Zhang, S., Liu, B., Yao, H., & Whiteson. Provably Convergent Two-Timescale Off-Policy Actor-Critic with Function Approximation. ICML 2020.

__ Correctness__: Yes

__ Clarity__: Yes

__ Relation to Prior Work__: Yes

__ Reproducibility__: Yes

__ Additional Feedback__: I read the author response and would like to keep my score.

__ Summary and Contributions__: The paper under review performs a mathematical analysis of the loss of the A2C algorithm in the case where the actor and critic are simultaneously updated. The analysis is based on a number of assumptions which include the assumption that the critic uses linear function approximation.
The main results are Theorem 4.5, Theorem 4.7 and Corollary 4.9. Theorem 4.5 decomposes the gradient of the loss function as a sum of 4 components. Theorem 4.7 characterizes the convergence of the critic. Corollary 4.9 puts the previous two theorems together and bounds the gradient of the loss by epsilon under the assumption that the A2C performed T steps, where T is Õ(epsilon^{-2.5}).
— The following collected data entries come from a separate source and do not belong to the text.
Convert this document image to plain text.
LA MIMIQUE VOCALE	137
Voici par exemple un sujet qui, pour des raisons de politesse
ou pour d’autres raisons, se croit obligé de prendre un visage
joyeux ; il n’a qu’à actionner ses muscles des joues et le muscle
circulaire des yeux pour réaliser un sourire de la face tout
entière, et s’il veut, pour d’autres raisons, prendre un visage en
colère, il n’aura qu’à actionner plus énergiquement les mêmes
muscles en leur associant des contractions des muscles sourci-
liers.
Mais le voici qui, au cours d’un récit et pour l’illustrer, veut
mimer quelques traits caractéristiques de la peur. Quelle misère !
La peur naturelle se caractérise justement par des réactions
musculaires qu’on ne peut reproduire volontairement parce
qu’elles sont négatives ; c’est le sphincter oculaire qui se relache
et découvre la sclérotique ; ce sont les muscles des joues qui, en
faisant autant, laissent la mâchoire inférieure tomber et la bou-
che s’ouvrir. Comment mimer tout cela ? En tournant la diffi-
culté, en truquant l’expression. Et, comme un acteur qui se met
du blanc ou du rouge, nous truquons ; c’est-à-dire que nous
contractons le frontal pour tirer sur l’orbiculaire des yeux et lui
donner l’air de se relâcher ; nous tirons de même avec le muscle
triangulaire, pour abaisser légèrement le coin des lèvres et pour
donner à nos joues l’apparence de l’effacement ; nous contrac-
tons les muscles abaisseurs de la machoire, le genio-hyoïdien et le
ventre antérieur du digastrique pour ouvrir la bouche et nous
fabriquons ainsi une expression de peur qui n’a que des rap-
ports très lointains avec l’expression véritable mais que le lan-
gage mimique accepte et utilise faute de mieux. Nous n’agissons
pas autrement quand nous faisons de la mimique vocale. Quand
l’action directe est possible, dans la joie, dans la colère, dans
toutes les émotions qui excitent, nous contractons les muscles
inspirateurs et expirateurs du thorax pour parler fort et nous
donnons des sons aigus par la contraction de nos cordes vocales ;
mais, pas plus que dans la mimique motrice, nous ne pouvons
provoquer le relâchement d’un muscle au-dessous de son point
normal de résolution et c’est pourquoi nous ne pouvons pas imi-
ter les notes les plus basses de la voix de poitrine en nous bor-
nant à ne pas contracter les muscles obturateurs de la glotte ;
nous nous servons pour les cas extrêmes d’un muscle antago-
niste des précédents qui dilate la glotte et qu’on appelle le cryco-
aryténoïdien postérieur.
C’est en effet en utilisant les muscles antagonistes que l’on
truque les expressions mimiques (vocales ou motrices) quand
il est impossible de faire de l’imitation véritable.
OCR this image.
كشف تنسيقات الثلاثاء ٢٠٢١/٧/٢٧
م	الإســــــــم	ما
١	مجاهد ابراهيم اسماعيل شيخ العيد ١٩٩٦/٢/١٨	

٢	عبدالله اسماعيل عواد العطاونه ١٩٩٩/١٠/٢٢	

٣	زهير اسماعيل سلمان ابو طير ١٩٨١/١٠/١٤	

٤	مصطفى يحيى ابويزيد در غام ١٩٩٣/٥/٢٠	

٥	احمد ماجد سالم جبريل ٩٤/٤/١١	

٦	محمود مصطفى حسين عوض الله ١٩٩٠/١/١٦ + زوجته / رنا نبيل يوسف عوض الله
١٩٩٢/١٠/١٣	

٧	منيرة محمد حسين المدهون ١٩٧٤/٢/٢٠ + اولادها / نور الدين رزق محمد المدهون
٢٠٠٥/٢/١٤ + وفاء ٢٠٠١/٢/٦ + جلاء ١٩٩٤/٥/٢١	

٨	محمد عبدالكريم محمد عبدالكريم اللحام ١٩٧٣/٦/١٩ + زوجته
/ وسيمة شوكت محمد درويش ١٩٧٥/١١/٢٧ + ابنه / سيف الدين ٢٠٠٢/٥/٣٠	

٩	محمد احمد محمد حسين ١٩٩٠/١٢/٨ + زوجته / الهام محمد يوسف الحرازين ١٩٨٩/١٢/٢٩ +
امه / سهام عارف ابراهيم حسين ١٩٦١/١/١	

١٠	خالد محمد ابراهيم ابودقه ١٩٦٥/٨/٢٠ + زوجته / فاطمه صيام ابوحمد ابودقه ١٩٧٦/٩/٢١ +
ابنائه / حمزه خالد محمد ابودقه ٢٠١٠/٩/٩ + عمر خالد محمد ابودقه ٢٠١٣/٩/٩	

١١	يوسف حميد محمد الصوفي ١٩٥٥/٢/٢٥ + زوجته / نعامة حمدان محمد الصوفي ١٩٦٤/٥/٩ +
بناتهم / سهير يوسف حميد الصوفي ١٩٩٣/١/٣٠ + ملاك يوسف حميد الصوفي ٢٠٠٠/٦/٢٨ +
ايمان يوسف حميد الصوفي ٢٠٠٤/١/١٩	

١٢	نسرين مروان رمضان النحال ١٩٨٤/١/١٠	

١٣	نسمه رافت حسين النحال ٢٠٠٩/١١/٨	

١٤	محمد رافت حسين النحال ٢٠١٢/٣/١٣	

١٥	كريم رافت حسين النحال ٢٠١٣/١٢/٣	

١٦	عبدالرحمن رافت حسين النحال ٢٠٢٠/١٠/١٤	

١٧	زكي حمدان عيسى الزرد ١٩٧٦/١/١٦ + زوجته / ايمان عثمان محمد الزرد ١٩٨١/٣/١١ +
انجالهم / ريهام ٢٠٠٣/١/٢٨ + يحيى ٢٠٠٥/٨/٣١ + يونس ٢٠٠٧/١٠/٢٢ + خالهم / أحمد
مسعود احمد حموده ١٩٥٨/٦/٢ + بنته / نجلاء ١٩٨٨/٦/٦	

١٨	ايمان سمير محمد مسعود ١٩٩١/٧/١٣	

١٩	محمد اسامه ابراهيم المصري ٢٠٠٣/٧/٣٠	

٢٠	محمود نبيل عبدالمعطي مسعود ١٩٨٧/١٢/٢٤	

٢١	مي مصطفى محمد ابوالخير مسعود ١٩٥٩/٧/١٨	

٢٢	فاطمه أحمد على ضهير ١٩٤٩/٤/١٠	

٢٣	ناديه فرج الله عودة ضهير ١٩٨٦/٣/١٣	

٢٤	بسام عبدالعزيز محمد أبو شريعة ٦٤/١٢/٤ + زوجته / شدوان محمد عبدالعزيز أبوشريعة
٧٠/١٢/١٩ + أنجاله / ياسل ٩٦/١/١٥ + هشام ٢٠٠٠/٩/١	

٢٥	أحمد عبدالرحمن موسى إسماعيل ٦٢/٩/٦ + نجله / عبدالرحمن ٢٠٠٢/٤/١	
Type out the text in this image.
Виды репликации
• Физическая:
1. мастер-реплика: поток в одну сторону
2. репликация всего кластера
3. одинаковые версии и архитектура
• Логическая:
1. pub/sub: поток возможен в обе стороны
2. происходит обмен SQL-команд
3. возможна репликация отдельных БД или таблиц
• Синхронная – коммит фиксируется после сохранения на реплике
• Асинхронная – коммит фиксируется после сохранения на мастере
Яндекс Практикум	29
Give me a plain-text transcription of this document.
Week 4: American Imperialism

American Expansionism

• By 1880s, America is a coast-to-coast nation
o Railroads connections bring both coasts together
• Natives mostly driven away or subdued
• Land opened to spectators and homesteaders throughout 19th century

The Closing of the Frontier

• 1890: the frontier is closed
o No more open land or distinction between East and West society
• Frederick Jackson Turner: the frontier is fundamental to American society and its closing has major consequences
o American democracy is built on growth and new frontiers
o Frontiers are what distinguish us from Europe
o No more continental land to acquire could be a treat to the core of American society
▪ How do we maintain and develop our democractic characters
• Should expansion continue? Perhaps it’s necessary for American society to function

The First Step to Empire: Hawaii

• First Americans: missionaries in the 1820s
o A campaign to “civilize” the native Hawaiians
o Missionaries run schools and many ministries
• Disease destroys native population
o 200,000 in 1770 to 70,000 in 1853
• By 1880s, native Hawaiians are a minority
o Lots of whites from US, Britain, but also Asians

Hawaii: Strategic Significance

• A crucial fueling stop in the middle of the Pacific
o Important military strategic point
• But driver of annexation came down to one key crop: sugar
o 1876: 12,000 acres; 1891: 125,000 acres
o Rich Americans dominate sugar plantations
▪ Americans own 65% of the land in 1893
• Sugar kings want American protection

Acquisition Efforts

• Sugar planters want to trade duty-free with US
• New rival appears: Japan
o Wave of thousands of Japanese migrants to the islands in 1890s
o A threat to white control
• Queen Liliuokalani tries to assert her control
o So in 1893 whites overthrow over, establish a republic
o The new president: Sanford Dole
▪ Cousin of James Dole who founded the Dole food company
In Remark 4.12 authors argue that the estimate in Corollary 4.9 is the lowest one can achieve under the assumptions considered in the paper.

__ Strengths__: A well-written mathematical analysis of A2C.

__ Weaknesses__: It would be good to include a brief description how authors ended up with the 4 summands in the formulation of Theorem 4.5 - I am under impression that now one has to dig into the proof in the appendix to get any intuition.
The paper is interesting, though I am not sure to what extent this is a good fit for a conference presentation. The proofs are extending over more than 20 pages and they are marked as “sketches”.

__ Correctness__: The appendix contains sketches of proofs. The paper does not contain any experiments.

__ Clarity__: The paper is well-written, though I am afraid that the current presentation will satisfy only needs of readers interested in precise mathematical reasoning. Those interested in applications of RL likely will have hard time understanding merits of the paper.

__ Relation to Prior Work__: The prior work is carefully discussed.

__ Reproducibility__: Yes

__ Additional Feedback__: A minor improvement of presentation may consist in inclusion of a more abstract version of A2C (without the specifics of the approximators used by the authors) side by side with the version considered in the mathematical analysis.
In practice (e.g. in https://github.com/openai/baselines/blob/master/baselines/a2c/a2c.py#L68) one considers also a joint actor-critic loss. I wonder whether the analysis holds for this case.
The rebuttal does not change my opinion about the paper.